### Tamara Broderick featured by “Women in Machine Learning”

Tamara Broderick is the ITT Career Development Assistant Professor at MIT. At MIT, she is a member of the Electrical Engineering and Computer Science Department, the Computer Science and Artificial Intelligence Laboratory, and the Institute for Data, Systems, and Society. She creates streaming, distributed methods to unite Bayesian models and big data. She writes:

“The promise of Big Data isn’t simply to estimate a mean with greater accuracy; practitioners are interested in learning complex information and interactions from large data sets. Bayesian statistics allows not only flexible modeling but also a coherent treatment of model uncertainty as data accrue. Moreover, nonparametric Bayes goes a step further by providing models whose complexity grows with the size of the data. We expect to see, e.g., a greater diversity of topics as we read more documents from the New York Times or more social groups as we process more of Facebook’s network structure.

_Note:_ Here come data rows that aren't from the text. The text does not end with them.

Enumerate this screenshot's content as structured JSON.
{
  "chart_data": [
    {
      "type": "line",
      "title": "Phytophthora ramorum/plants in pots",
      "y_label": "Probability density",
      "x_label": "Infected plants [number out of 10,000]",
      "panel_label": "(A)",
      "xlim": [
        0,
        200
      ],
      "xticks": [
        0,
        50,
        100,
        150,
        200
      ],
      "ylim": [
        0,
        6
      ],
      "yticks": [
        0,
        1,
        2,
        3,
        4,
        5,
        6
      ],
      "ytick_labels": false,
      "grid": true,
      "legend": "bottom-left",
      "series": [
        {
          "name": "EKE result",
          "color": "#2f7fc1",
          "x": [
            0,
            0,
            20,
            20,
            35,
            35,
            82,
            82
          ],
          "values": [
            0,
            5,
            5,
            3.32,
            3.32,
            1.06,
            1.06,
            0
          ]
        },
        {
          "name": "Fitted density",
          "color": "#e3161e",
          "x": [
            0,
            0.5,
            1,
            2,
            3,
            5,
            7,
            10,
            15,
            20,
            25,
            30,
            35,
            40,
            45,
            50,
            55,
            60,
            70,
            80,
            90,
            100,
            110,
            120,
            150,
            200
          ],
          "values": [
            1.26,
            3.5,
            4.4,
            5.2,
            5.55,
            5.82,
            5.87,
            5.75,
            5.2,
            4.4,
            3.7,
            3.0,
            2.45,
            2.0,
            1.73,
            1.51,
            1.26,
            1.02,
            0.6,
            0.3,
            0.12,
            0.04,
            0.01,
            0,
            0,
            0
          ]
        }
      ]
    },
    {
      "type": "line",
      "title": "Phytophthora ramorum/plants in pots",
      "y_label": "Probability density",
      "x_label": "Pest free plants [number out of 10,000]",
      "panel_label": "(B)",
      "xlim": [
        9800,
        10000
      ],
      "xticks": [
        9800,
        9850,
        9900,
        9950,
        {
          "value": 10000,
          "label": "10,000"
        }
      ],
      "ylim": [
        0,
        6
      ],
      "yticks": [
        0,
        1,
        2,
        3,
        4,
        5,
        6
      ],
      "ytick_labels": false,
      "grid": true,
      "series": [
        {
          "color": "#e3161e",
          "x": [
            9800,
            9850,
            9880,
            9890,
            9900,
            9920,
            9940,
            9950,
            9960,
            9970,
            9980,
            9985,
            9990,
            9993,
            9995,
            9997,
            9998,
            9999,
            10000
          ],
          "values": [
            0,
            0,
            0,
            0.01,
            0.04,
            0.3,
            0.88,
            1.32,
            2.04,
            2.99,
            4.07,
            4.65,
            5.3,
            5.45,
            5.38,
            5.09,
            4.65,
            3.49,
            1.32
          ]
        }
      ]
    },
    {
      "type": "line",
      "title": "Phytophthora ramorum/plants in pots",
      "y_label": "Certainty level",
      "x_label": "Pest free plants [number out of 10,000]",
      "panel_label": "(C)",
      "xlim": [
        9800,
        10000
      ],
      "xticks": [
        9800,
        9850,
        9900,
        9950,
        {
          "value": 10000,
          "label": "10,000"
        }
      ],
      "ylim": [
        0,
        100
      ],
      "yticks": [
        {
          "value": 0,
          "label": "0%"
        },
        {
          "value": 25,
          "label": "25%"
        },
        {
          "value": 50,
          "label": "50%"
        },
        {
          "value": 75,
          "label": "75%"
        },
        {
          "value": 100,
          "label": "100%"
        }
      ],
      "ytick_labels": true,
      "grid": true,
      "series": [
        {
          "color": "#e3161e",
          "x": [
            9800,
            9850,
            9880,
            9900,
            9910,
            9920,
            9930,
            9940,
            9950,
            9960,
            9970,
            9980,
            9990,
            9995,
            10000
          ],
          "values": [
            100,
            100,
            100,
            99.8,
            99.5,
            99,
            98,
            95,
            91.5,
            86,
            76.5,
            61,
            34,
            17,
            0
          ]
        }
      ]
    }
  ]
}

“The output of a Bayesian analysis (parametric or nonparametric) is the Bayesian posterior distribution. For complex problems, the posterior cannot be calculated exactly, and much work has focused on delivering an accurate posterior approximation. But the computational cost of these approximations can sometimes be prohibitive.

“In a series of projects, I’ve been working on the idea that sometimes we’re willing to trade off some knowledge of the posterior for computational gains. At one extreme, I developed a method ‘MAD-Bayes’ that turns complex nonparametric Bayesian models into simple-to-use, K-means-like objective functions. It lets us get fast point estimates, but at the cost of accurate uncertainty estimates. MAD-Bayes has been used in a number of biological applications, including the analysis of tumors that may exhibit multiple types of cancer.

“On the other end, I’ve worked on improving mean-field variational Bayes (MFVB), a popular and fast posterior approximation method that is known to provide poor estimates of both individual parameter uncertainty and covariance between parameters. Uncertainty is hugely important in many applications; you might make a very different investment if you knew the return would be exactly $20 vs if you knew the return would be $20 with a standard deviation of $10K. My collaborators and I have extended the basic MFVB algorithm to a version that can make use of modern, distributed architectures and work on streaming data—and also developed an augmentation to MFVB that delivers accurate estimates of posterior uncertainty for model parameters.”